PD is a chronic neurodegenerative disease primarily caused by loss of dopamine-producing nerve cells and the aggregation of Lewy bodies. Dopaminergic neurons directly influence cerebral microvessels, thereby modifying local cerebral perfusion [5,6]. In addition, Lewy body pathology in PD contributes to a compromised blood-brain barrier, impacting capillary function and blood flow control [7,8]. It has been shown that PD patients have significantly reduced cerebral blood flow (CBF) in several brain regions such as the caudate nucleus, supplementary motor area, precuneus, and insula compared with healthy control (HC) [9,10,11,12]. Matthews et al. revealed that hypometabolism in parieto-occipital and premotor cortices could be employed for discriminating PD from HC [13]. Similar to the reduction in dopamine content observed in PD, the decreased dopamine transporter (DAT) [14,15,16] and amino-acid decarboxylase (AADC) [3,4,17] in iRBD also lead to decrease dopamine levels. This alteration in dopamine content affects the microvascular environment, potentially influencing local cerebral perfusion.

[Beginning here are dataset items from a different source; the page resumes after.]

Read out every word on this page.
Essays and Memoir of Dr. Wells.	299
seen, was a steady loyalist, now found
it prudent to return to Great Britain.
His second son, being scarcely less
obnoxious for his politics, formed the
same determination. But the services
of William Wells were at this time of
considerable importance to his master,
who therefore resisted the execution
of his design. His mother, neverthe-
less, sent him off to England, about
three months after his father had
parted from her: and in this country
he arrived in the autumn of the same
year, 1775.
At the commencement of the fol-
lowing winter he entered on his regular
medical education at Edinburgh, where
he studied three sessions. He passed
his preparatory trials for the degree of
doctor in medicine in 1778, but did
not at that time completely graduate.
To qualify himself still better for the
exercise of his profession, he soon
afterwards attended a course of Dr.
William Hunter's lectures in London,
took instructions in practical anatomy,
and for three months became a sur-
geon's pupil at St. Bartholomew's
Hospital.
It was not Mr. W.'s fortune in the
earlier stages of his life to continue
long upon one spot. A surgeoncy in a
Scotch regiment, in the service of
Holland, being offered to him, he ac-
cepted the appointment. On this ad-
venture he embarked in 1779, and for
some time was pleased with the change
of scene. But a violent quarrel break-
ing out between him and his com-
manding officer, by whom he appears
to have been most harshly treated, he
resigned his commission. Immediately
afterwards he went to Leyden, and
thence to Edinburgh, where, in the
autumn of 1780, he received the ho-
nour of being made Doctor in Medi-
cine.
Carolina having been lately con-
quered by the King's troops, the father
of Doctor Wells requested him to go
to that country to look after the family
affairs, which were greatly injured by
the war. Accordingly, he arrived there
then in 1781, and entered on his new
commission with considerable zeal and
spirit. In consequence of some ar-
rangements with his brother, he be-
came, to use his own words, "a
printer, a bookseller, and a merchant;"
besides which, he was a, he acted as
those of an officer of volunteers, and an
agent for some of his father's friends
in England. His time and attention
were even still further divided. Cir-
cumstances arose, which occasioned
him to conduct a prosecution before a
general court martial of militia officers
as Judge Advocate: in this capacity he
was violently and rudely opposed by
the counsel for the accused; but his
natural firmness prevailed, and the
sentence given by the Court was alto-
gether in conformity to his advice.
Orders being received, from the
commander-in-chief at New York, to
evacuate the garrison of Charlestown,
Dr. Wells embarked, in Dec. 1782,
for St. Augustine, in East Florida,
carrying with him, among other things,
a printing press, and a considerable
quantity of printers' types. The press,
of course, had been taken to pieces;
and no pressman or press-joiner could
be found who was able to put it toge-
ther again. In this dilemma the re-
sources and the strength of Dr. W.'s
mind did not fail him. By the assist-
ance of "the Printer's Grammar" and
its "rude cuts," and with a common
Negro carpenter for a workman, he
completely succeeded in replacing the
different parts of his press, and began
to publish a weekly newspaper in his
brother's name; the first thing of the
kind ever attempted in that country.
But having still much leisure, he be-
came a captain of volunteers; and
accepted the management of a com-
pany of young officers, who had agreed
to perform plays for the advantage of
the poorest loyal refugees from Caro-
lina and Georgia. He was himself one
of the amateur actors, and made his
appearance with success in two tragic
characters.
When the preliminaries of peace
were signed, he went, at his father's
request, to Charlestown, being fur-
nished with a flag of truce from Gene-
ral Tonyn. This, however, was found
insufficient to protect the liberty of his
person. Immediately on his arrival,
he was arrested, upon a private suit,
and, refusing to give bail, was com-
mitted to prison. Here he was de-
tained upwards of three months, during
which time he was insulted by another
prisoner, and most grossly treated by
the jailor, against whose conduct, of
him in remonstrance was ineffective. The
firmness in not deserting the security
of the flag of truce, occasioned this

Recent research on iRBD has demonstrated reduced perfusion in brain regions such as the frontal and tempo-parietal cortices, parieto-occipital lobe, and insula, when compared to HC [18,19,20]. Notably, these identified abnormal brain regions partly align with the metabolic profile observed in Parkinson's disease.

Arterial spin labeling (ASL), as a non-invasive MRI technique, enables quantitative measurement of CBF, with lower inter-individual variability compared to PET and SPECT [21]. Furthermore, ASL has been used to study resting-state perfusion changes in patients with PD, and results have shown that local CBF changes are consistent with PET metabolic imaging [11] and they correlate with the severity and progression of PD [22]. ASL holds promise for providing an objective basis for the adjunctive diagnosis of iRBD and PD. In addition, with the deep development of medical-industrial crossover, the combination of multiple imaging methods with machine learning (ML) has been developing rapidly, which takes into account inter-regional correlations and thus improves the sensitivity to subtle variations and differences in spatial distributions, as compared with the traditional group level analysis. In a previous study, Matthews et al. combined PET scanning with machine learning, which showed good efficacy in identifying PD from HC [13]. Furthermore, Pang et al. found that a combination of resting-state fMRI with machine learning was capable of differentiating PD subtypes [23]. We therefore hypothesize that the combination of ASL with machine learning techniques might provide imaging biomarkers for the diagnosis of PD and iRBD at the individual level. Specifically, we have two primary objectives: (1) To extract CBF changes as potential diagnostic markers for PD or iRBD; and (2) To investigate whether any CBF derived features can predict the transition from iRBD to PD.